Other financials are also encouraging, with an after-tax net present value of US$1.09 billion, an after-tax internal rate of return of 22% and a payback period of three years, all using a long-term copper price of US$2.25 per lb. And, with healthy magnetite iron and gold by-product credits, the company expects to produce copper at US11¢ per lb. over the life of the mine.

Pylot noted that the results were as good as or better than the due diligence numbers the company came up with before it made the move to acquire Far West Mining and its Santo Domingo project in April.

In terms of mining, the study looked at an 18-year mine life with annual production of 144 million lbs. copper, 4.1 million tonnes iron concentrate and 15,000 oz. gold, with much higher copper production in the first years of mining. Total reserves stand at 418 million probable tonnes grading 0.32% copper, 0.04 gram gold per tonne and 73 million tonnes of metal magnetite concentrate.

The project benefits from being 1 km from a paved highway, and 6 km from the town of Diego de Almagro and its 220-kilovolt power lines. As the ocean is roughly 75 km away, the company would be able to pipe in seawater for processing and use an ocean port for exports.

Of course, even if it comes in under estimates, US$1.24 billion is still a significant chunk of change. On that front, Capstone is benefitting from its partnership with Korea Resources Corp. (KORES), which owns the other 30% of Santo Domingo.

As part of their joint acquisition of Far West’s assets, KORES committed to securing 65% of the capex, or roughly US$800 million, through favourable debt financing. Of the remaining US$400 million or so, Capstone is only on the hook for about US$300 million, which it can fairly easily cover using its over $500 million in cash-on-hand.

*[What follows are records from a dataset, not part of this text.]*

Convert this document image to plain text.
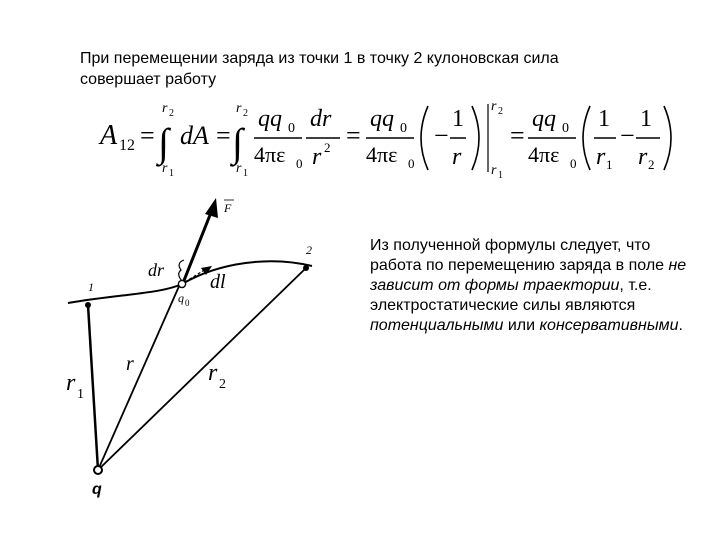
При перемещении заряда из точки 1 в точку 2 кулоновская сила совершает работу
A 12 = ∫
r 2
r 1
dA = ∫
r 2
r 1
qq 0
4πε 0
dr
r 2 =
qq 0
4πε 0
−
1
r
r 2
r 1
=
qq 0
4πε 0
1
r 1
−
1
r 2
Из полученной формулы следует, что работа по перемещению заряда в поле не зависит от формы траектории, т.е. электростатические силы являются потенциальными или консервативными.
F
dr
dl
1
2
q 0
r
r 1
r 2
q
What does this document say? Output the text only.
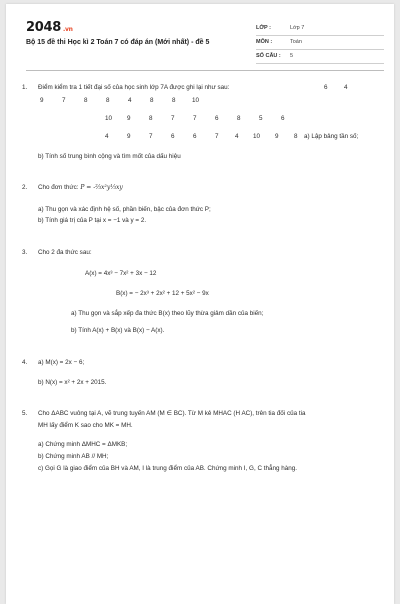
2048 .vn
Bộ 15 đề thi Học kì 2 Toán 7 có đáp án (Mới nhất) - đề 5
LỚP :	Lớp 7
MÔN :	Toán
SỐ CÂU : 5
1. Điểm kiểm tra 1 tiết đại số của học sinh lớp 7A được ghi lại như sau:	6	4
9	7	8	8	4	8	8	10
10 9	8	7	7	6	8	5	6
4	9	7	6	6	7	4 10 9 8 a) Lập bảng tần số;
b) Tính số trung bình cộng và tìm mốt của dấu hiệu
2. Cho đơn thức: P = -⅔x²y⅓xy
a) Thu gọn và xác định hệ số, phần biến, bậc của đơn thức P;
b) Tính giá trị của P tại x = −1 và y = 2.
3. Cho 2 đa thức sau:
A(x) = 4x³ − 7x² + 3x − 12
B(x) = − 2x³ + 2x² + 12 + 5x² − 9x
a) Thu gọn và sắp xếp đa thức B(x) theo lũy thừa giảm dần của biến;
b) Tính A(x) + B(x) và B(x) − A(x).
4. a) M(x) = 2x − 6;
b) N(x) = x² + 2x + 2015.
5. Cho ΔABC vuông tại A, vẽ trung tuyến AM (M ∈ BC). Từ M kẻ MHAC (H AC), trên tia đối của tia
MH lấy điểm K sao cho MK = MH.
a) Chứng minh ΔMHC = ΔMKB;
b) Chứng minh AB // MH;
c) Gọi G là giao điểm của BH và AM, I là trung điểm của AB. Chứng minh I, G, C thẳng hàng.
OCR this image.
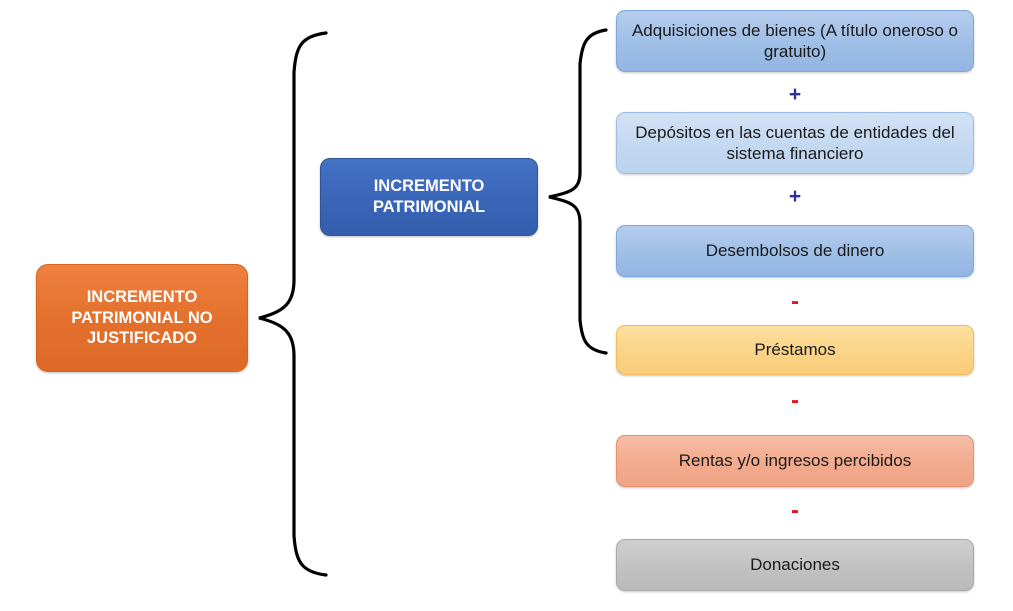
INCREMENTO PATRIMONIAL NO JUSTIFICADO
INCREMENTO PATRIMONIAL
Adquisiciones de bienes (A título oneroso o gratuito)
+
Depósitos en las cuentas de entidades del sistema financiero
+
Desembolsos de dinero
-
Préstamos
-
Rentas y/o ingresos percibidos
-
Donaciones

Ioannou notes that were it not for KORES, Capstone would have had a much tougher sell on the Far West acquisition and
its attempts to develop Santa Domingo.

“For most people, when they saw Capstone was taking over Far West, the gut reaction was this was something completely out of left field for Capstone,” Ioannou says. “All their other operations can sort of be characterized as low-tonnage, high-grade, low-capex, very small, manageable operations, and this is the exact opposite end of the spectrum . . . The one saviour to it from the Capstone side is having KORES there as a partner to put a realistic financing mechanism in place.”

With the project’s financials and financing looking good, Capstone is progressing with permitting, a full feasibility study and one of the bigger challenges going forward: labour. With a lot of mining projects going on in Chile, the company admits that the skilled
labour supply is tight, though it doesn’t anticipate significant staffing problems.

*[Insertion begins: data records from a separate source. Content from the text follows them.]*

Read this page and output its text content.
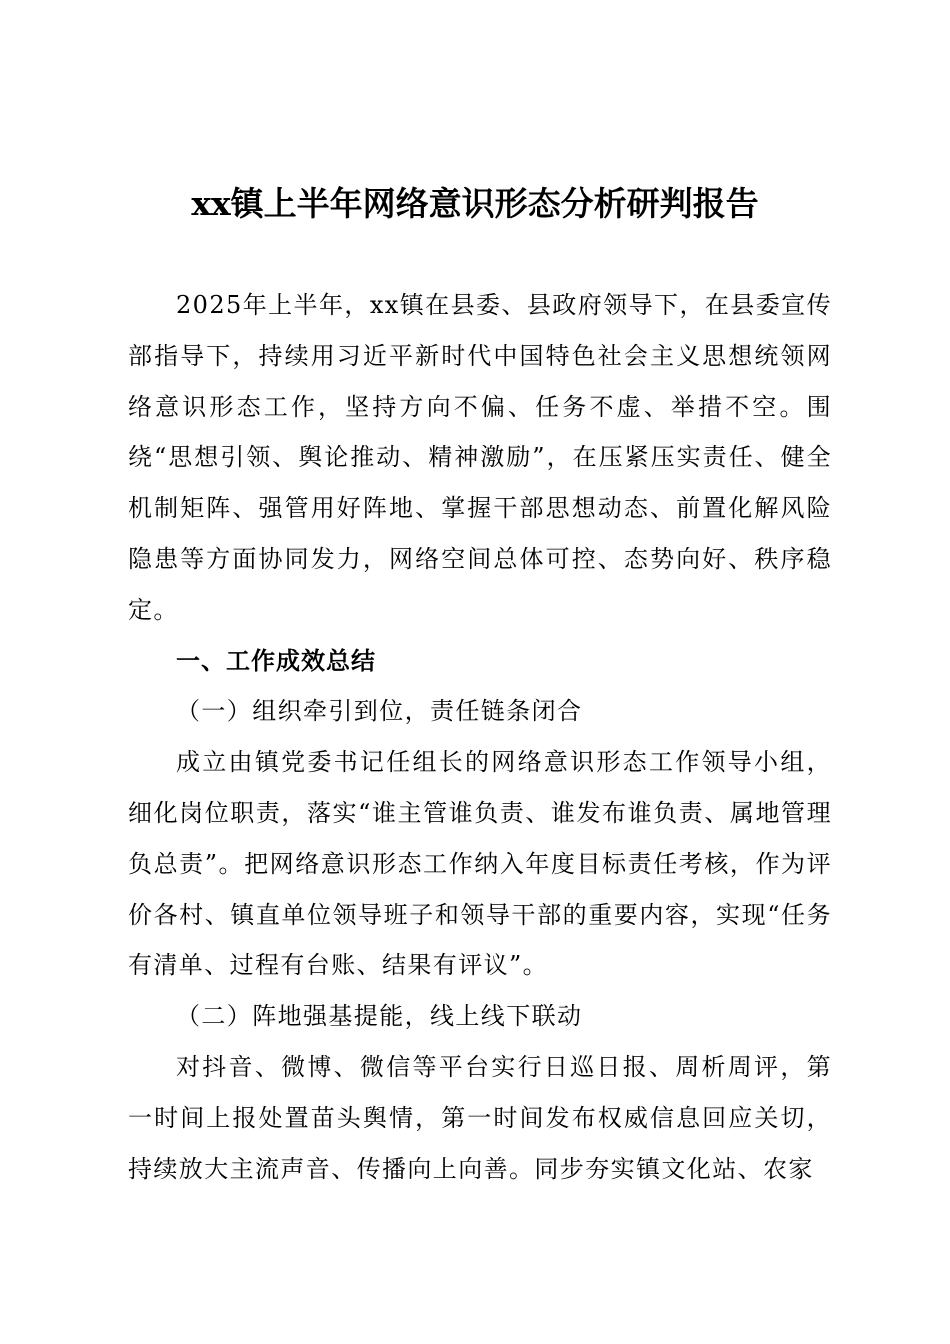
xx镇上半年网络意识形态分析研判报告

2025年上半年，xx镇在县委、县政府领导下，在县委宣传部指导下，持续用习近平新时代中国特色社会主义思想统领网络意识形态工作，坚持方向不偏、任务不虚、举措不空。围绕“思想引领、舆论推动、精神激励”，在压紧压实责任、健全机制矩阵、强管用好阵地、掌握干部思想动态、前置化解风险隐患等方面协同发力，网络空间总体可控、态势向好、秩序稳定。

一、工作成效总结

（一）组织牵引到位，责任链条闭合

成立由镇党委书记任组长的网络意识形态工作领导小组，细化岗位职责，落实“谁主管谁负责、谁发布谁负责、属地管理负总责”。把网络意识形态工作纳入年度目标责任考核，作为评价各村、镇直单位领导班子和领导干部的重要内容，实现“任务有清单、过程有台账、结果有评议”。

（二）阵地强基提能，线上线下联动

对抖音、微博、微信等平台实行日巡日报、周析周评，第一时间上报处置苗头舆情，第一时间发布权威信息回应关切，持续放大主流声音、传播向上向善。同步夯实镇文化站、农家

Meanwhile at Capstone’s Minto mine in the Yukon and its Cozamin mine in Mexico, production is going largely as planned, though with higher-than-expected costs at Cozamin.

Second quarter results showed payable copper production of 20.5 million lbs., an increase of 3.2 million lbs. compared with last year, which, combined with higher realized copper prices, led to gross sales revenue of US$78.9 million for the quarter compared with US$69.2 million for the same quarter last year.

Net earnings, however, were significantly lower at US$15.5 million compared with US$44.7 million for the second quarter last year, due in large part to the US$21.1 million it took in through derivative instruments and US$11 million through disposal of investments in the second quarter of 2010.

Costs have escalated compared with last year at Minto as the company processes low-grade stockpiles and prepares a second pit for mining in 2012, but the rise was expected. Contract crushing is going well and exceeding targets. At Cozamin, the company has successfully opened many more working faces and eliminated bottlenecks, but labour negotiations and concessions have led to higher overall cash costs.

For the year, Capstone emphasized it is keeping its full-year guidance at 80 to 85 million lbs. copper, while raising cost estimates from US$1.30-US$1.35 to US$1.45-US$1.50 per lb.

Capstone’s share price dipped 4¢ to $3.23 on the day of the quarterly results on a million shares traded. The company has a 52-week share price range between $2.29 and $4.99, and 373 million shares outstanding.